Stand-up comedian and singer

Mthawelanga "Tats" Nkonzo (born 19 March 1985) is a South African stand-up comedian, singer, and television personality. He is best known as the host of the e.tv reality competition SA's Got Talent. He was also a co-host on Uyangithanda na?.

== Career ==
Nkonzo is known for his musical segments on the fourth season of the eNCA's satirical news show Late Nite News with Loyiso Gola, in 2012. He was a Top 24 finalist in the third season of the M-Net reality competition Idols, in 2005.

In 2008, Nkonzo got his big break when he made the Top 8 of the SABC1 reality competition So You Think You're Funny!. Once the show ended, he was asked to tour with the Top 3 from the season. Nkonzo performed at Cape Town's Baxter Theatre, Johannesburg's The Market Theatre and the Pieter Torien Theatre (Monte Casino). He was the opening act for Nik Rabinowitz in Nik's one-man shows You Can't Be Serious and Stand and Deliver.

He opened for Loyiso Gola at the Teatro at Monte Casino for Loyiso's one-man show, Life and Times.

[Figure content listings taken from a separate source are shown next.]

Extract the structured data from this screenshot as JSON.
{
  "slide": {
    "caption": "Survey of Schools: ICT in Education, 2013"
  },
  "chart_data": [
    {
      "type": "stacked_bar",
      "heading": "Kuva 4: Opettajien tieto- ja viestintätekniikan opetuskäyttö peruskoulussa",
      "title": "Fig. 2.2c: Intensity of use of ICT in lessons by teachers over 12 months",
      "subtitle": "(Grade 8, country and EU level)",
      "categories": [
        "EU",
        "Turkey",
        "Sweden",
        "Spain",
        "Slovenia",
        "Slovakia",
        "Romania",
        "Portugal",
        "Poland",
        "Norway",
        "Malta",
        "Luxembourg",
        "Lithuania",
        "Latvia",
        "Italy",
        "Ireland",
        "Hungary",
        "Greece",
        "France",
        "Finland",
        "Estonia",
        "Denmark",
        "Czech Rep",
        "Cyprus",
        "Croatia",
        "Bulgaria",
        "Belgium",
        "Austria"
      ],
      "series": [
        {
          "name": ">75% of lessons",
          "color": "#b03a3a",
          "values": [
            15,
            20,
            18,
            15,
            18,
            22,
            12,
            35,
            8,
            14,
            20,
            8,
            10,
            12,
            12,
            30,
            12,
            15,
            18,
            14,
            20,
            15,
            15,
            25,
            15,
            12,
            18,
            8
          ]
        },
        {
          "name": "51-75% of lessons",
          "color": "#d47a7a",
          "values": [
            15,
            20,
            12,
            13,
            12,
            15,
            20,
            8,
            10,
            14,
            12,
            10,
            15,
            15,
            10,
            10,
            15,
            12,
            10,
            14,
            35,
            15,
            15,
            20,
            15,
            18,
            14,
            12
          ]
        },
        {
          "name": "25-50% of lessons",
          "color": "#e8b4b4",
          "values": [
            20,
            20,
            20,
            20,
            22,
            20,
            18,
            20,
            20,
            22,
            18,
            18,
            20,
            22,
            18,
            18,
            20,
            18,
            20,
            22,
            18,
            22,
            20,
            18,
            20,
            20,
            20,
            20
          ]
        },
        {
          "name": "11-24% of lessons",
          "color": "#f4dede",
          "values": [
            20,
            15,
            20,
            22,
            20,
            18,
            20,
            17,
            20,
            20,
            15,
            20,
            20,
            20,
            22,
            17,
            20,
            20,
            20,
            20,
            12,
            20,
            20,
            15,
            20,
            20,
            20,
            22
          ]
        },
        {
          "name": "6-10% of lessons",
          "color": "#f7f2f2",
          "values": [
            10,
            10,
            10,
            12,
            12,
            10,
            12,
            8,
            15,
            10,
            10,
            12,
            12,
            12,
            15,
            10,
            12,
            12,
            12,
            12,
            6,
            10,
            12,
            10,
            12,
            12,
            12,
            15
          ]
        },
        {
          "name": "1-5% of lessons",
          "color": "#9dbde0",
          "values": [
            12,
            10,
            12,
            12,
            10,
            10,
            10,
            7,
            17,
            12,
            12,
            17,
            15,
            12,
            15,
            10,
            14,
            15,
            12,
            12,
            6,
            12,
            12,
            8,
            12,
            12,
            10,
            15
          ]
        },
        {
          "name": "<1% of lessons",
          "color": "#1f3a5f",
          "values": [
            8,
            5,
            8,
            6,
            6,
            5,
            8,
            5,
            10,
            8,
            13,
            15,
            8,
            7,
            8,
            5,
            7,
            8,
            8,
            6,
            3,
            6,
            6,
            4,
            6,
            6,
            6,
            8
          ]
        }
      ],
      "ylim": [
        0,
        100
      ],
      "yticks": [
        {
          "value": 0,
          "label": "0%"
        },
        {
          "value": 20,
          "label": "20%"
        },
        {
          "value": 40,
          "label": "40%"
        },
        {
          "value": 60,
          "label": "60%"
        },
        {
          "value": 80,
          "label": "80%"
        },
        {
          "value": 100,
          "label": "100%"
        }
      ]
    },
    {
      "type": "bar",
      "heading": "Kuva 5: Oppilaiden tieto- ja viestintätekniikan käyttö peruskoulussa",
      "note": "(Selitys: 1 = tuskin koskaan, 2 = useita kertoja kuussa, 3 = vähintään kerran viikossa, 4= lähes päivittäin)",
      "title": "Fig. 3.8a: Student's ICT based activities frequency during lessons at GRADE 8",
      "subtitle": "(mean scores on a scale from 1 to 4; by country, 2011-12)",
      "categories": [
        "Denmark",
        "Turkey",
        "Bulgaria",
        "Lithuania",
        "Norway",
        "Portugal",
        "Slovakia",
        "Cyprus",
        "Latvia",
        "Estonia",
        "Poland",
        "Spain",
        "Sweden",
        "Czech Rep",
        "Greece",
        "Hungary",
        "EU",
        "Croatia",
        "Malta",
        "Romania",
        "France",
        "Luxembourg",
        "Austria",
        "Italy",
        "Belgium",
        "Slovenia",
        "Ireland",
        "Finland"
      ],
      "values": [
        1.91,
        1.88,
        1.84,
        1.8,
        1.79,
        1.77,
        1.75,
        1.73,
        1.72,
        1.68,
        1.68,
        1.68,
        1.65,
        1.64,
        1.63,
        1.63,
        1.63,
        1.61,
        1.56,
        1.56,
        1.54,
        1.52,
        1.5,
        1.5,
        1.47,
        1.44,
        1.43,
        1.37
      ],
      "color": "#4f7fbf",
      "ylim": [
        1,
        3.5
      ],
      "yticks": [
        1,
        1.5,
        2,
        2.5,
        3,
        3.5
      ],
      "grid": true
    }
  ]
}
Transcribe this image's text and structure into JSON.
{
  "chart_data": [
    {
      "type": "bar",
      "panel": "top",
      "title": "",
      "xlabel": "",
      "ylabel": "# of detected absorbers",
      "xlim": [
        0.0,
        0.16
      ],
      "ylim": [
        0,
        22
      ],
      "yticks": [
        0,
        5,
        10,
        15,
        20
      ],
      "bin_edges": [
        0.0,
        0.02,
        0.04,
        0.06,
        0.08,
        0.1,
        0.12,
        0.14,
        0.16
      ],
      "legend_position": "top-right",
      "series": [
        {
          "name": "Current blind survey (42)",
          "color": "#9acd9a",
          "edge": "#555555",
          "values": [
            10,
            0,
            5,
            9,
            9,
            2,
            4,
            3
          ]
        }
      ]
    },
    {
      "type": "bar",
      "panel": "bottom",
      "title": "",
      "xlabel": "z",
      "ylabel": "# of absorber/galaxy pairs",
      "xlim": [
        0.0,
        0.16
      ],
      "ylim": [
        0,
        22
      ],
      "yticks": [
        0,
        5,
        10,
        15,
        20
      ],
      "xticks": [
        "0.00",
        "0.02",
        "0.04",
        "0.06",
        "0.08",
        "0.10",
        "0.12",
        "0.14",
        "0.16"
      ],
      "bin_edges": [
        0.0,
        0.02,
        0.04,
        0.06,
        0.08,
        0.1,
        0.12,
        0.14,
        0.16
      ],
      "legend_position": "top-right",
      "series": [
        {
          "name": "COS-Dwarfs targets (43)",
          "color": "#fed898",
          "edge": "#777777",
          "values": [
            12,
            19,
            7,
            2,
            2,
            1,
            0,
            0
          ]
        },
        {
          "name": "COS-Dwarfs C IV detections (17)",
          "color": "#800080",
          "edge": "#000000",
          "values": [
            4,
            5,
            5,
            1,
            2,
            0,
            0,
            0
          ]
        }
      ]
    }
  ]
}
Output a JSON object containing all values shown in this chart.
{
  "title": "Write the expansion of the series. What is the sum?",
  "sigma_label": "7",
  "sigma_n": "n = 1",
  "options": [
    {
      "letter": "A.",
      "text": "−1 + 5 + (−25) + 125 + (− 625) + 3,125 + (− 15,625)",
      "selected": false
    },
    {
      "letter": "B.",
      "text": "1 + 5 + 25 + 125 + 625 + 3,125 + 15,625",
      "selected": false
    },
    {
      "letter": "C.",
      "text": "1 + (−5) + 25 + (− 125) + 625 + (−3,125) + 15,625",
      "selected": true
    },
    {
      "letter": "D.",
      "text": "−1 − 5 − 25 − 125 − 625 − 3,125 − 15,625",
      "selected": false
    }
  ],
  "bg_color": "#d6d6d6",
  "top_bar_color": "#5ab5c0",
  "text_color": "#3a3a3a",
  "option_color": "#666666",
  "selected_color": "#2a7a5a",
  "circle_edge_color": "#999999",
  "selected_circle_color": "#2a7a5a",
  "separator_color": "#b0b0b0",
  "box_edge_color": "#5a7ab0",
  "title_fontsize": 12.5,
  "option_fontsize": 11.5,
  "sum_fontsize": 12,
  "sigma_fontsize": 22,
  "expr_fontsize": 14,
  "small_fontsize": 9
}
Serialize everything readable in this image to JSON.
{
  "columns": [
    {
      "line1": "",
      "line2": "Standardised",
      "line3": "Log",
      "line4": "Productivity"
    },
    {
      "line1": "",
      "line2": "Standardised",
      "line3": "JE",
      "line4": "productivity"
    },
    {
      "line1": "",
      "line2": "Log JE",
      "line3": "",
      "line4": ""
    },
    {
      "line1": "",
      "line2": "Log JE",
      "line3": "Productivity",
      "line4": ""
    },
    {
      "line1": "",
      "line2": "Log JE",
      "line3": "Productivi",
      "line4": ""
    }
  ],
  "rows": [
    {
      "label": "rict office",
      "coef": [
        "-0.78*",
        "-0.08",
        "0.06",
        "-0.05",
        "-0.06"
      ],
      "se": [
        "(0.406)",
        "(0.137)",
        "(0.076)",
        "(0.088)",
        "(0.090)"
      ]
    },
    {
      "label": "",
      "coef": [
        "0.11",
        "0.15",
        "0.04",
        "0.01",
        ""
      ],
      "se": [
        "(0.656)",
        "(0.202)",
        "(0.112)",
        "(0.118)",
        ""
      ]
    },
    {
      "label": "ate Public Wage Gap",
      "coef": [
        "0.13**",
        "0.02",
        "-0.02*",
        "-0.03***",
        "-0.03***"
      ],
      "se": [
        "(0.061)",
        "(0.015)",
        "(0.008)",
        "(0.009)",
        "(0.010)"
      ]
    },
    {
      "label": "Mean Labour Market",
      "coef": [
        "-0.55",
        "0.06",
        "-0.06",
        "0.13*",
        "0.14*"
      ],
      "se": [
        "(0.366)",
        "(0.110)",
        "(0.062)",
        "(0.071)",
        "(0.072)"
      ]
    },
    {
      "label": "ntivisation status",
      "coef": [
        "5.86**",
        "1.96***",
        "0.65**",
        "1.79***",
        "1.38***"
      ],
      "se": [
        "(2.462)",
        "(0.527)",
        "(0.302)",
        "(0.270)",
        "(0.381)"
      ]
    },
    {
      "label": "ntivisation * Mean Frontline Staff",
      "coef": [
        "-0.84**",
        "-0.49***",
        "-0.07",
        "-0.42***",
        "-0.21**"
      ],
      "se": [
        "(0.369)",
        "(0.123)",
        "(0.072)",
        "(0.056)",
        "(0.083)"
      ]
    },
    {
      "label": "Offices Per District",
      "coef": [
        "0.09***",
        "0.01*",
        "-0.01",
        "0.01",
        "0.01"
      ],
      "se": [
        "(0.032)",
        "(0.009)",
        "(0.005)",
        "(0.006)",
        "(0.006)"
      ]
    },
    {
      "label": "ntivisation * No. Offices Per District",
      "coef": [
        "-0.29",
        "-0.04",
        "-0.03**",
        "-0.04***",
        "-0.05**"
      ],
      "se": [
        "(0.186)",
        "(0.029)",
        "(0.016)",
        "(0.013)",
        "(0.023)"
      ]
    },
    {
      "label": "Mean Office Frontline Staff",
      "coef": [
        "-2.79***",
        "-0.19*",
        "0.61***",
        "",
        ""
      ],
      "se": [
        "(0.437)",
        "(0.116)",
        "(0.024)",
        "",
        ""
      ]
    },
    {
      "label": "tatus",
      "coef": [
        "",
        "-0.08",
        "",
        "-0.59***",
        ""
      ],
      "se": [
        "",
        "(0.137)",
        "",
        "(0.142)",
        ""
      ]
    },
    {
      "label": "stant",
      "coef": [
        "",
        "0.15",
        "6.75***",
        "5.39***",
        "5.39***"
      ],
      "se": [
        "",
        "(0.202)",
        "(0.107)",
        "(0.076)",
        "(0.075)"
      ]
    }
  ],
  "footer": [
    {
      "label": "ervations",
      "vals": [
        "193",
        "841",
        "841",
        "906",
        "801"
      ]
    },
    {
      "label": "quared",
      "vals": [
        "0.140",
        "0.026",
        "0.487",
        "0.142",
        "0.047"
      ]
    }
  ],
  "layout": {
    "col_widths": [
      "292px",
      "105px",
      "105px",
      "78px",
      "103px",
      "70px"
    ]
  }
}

Based on the content of Nkonzo's material on stage, CNN's African Voices profiled him offering an opportunity to speak about South Africa and how stand-up comedy fits in the bigger picture of nation building.

After three years of stage performances, Nkonzo performed his debut one-man show, Can't Tats This, in his East London home town. He appeared in the first Blacks Only DVD after performing as part of an ensemble line-up at Lyric Theatre.

Nkonzo received the BlackBerry Breakthrough Act Award at the 2nd Annual South African Comics Choice Awards, in 2012. In the same year he took over from Rob van Vuuren and Anele Mdoda as sole host of SA's Got Talent. He was the seventh host of the Comedy Central series Comedy Central Presents... Live at Parker's, in 2012. In 2014, he was one a team captain of the e.tv game show I Love South Africa. In 2015, he was the co-host (with Kenneth Nkosi) of the Mzansi Magic game show Give Me That Bill Mzansi.